La discussione fra "liberisti" e "statalisti" impazza. I primi sostengono che la crisi in corso è grave ma passeggera, nel senso che ci si trova nel bel mezzo di una interruzione ciclica, curabile con misure monetarie e fiscali appropriate, mentre i secondi pensano che sia terminata un'epoca storica, iniziata trenta anni fa con Margaret Thatcher e con Ronald Reagan, e che bisogna cercare un modello di sviluppo diverso. Se con "liberista" si intende chi crede che il sistema economico lasciato libero di agire trovi un sentiero di crescita migliore di quello che troverebbe con interventi pubblici perpetui, allora "liberisti" sono quasi tutti, anche i "liberalisti".
La scuola "liberista" di Milton Friedman infatti sostiene che gli interventi di natura monetaria alla fine ottengono degli effetti di distorsione invece che di stimolo. La scuola "liberalista" di John Maynard Keynes infatti sostiene che gli interventi di tipo fiscale sono necessari, una volta che gli interventi di natura monetaria non bastino, ma non pensa che debbano essere eterni. Tutti costoro hanno alla base delle proprie teorie la convinzione che la concorrenza sia una buona cosa, da non toccare o da toccare solo quando necessario, non da impedire. "Statalista" è chi crede che lo stato debba pianificare o guidare gli investimenti importanti, lasciando al mercato i servizi. In una battuta, l'Enel sia pubblica, la massaggiatrice privata. "Statalista" è chi crede che il mercato non sia capace di fare gli investimenti giusti e necessari. "Statalista" è quindi chi crede che la pianificazione sia in grado di far crescere il sistema meglio di quanto facciano il sistema dei mercati con qualche cura di politica economica.
Si possono tentare delle dimostrazioni a favore di una tesi o dell'altra. Ma serve a poco. Meglio è ragionare in termini storici. Lo statalismo era al minimo della propria credibilità quando in Gran Bretagna gli scioperi continui, nonché la "monnezza" ovunque, spinsero verso la Thatcher. Oggi la crisi della finanza ha portato ai minimi termini la credibilità del sistema centrato sui mercati. Dunque, come avrebbe detto Georg Wilhelm Friedrich Hegel, è la storia e non la teoria il giudice ultimo ed inappellabile del successo. I distinguo servono e non servono nel campo della maschia battaglia delle idee. Contano più le dimostrazioni sulle evidenze che non quelle sulle finezze. Che poi le evidenze non siano tali, come si capisce quando le cose si studiano decenni dopo, è un altro discorso. Torniamo all'oggi. Negli Stati Uniti lo statalismo non ha seguaci. Sia John MacCain che Barack Obama seguono la scuola liberalista, ossia curiamo il nostro amato ammalato, la libera intrapresa, che ha il febbrone. Con i tassi bassi (politica monetaria) e con il deficit pubblico (politica fiscale). Lo statalismo ha presa in Europa, non nella versione estrema del socialismo, ma nella versione nella fiducia nelle virtù della protezione statale. La protezione statale è un gran cosa se uno è un pilota o uno steward, un dirigente o un operaio delle grandi fabbriche, ma non è una gran cosa per chi è fuori dai gruppi di pressione organizzati, ossia quasi tutti quanti. La protezione statale, nel favorire alcuni, porta i prezzi e la qualità dei loro prodotti o dei loro servizi sopra il prezzo e sotto la qualità che si avrebbe in un sistema di concorrenza. Ergo, se io sono un pilota ho una rendita, ma quando compro una autovettura la pago di più.
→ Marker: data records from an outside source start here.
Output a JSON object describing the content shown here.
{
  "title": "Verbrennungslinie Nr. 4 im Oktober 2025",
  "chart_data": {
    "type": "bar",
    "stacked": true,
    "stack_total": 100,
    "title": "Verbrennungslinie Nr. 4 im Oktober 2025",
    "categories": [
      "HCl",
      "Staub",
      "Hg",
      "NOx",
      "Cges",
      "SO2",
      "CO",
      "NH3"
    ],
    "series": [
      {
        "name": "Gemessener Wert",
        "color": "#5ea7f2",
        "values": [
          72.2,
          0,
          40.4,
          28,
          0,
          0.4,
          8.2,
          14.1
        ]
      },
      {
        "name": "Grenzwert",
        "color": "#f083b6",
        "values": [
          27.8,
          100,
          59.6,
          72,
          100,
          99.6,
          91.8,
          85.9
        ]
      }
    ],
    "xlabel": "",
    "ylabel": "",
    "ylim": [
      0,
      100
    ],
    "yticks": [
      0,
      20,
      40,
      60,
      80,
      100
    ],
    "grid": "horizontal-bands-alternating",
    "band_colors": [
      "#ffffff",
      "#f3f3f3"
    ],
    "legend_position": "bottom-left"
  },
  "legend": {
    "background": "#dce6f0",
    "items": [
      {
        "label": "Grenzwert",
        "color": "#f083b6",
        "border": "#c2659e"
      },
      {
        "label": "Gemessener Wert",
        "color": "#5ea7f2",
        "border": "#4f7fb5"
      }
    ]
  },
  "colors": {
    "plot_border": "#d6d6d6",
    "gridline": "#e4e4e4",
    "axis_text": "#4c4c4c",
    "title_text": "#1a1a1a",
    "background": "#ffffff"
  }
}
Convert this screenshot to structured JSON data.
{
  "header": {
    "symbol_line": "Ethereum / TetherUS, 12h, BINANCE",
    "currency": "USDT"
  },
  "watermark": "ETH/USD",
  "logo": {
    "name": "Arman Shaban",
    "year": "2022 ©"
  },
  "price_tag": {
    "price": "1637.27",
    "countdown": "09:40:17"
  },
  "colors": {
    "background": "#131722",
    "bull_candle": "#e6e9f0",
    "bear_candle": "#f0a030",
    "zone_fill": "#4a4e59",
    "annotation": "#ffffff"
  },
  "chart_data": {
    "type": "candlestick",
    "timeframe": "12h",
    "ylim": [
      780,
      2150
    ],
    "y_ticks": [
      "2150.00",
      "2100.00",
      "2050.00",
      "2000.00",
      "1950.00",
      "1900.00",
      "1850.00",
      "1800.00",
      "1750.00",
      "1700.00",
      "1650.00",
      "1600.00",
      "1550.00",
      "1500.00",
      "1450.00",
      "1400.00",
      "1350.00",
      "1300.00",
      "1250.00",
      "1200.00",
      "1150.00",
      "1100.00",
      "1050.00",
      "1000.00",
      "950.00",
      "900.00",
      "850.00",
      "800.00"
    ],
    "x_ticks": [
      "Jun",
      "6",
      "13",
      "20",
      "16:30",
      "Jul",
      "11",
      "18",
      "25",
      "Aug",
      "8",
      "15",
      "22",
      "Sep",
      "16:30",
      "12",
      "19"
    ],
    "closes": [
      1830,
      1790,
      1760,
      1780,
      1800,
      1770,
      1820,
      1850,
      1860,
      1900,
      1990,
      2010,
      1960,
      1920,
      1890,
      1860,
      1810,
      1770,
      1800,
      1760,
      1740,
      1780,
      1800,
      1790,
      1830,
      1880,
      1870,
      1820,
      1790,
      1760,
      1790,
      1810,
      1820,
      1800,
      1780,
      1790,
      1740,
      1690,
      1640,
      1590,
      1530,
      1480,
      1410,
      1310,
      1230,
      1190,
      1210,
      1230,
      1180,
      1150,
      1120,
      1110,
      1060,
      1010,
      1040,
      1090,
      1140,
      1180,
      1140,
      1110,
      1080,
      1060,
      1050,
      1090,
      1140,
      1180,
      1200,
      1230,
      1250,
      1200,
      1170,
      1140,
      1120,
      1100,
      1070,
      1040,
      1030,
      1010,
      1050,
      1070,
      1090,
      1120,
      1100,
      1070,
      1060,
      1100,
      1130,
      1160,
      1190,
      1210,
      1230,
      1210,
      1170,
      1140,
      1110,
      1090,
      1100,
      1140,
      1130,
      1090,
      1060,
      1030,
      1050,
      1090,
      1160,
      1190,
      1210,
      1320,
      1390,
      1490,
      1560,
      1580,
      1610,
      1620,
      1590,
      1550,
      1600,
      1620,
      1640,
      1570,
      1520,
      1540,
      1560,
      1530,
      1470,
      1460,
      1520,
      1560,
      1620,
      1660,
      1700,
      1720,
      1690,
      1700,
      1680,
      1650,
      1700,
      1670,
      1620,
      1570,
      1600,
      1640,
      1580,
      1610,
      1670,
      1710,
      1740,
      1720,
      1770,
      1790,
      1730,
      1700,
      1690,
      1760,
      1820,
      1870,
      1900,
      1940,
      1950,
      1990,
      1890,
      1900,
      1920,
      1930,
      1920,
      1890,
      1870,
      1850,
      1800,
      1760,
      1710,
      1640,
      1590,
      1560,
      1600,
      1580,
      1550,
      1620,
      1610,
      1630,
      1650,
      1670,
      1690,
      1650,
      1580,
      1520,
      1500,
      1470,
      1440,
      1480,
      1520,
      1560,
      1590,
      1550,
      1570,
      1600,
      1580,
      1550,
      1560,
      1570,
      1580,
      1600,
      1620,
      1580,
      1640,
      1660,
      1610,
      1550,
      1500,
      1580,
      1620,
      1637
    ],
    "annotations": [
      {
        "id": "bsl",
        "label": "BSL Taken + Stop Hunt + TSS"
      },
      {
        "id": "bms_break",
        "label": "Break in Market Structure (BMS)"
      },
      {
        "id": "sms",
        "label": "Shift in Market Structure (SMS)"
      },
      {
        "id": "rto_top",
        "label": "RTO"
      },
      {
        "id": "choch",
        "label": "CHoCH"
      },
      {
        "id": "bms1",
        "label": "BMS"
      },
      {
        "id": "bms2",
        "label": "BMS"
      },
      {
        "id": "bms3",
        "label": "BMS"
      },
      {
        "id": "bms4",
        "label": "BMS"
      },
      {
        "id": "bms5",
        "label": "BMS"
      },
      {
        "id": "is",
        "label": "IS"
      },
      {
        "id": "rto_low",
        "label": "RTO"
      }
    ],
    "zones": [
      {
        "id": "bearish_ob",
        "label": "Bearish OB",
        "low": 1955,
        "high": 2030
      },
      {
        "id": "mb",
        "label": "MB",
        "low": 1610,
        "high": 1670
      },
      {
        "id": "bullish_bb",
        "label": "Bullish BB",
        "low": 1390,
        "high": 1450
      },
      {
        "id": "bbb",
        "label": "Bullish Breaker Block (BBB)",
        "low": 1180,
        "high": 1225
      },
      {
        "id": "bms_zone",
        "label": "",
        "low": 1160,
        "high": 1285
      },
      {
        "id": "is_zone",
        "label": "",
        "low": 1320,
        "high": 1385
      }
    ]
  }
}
Se io produco una autovettura ho una rendita, ma quando viaggio pago di più. Se percepisco che la mia rendita è superiore al costo dei disservizi degli altri privilegiati, allora sono a favore dello statalismo. Quelli che guadagnano dallo statalismo sono razionali, almeno fin tanto che non si fanno i conti anche per tener conto dei figli e dei nipoti. In breve e polemicamente, i produttori forti hanno voce, i consumatori non hanno voce. Sono troppi per potersi organizzare. La conclusione del ragionamento è semplice. Quando per ragioni storiche la legittimità dei sistemi di concorrenza pende al minimo, è facile che i gruppi organizzati prendano il sopravvento. Nessuno può giustificarsi nei termini crudi usati prima, e quindi ha bisogno di una "ideologia". Eccola: lo statalismo è la difesa degli interessi di lungo termine del Paese che i mercati miopi ed avidi non sono stati capaci di gestire.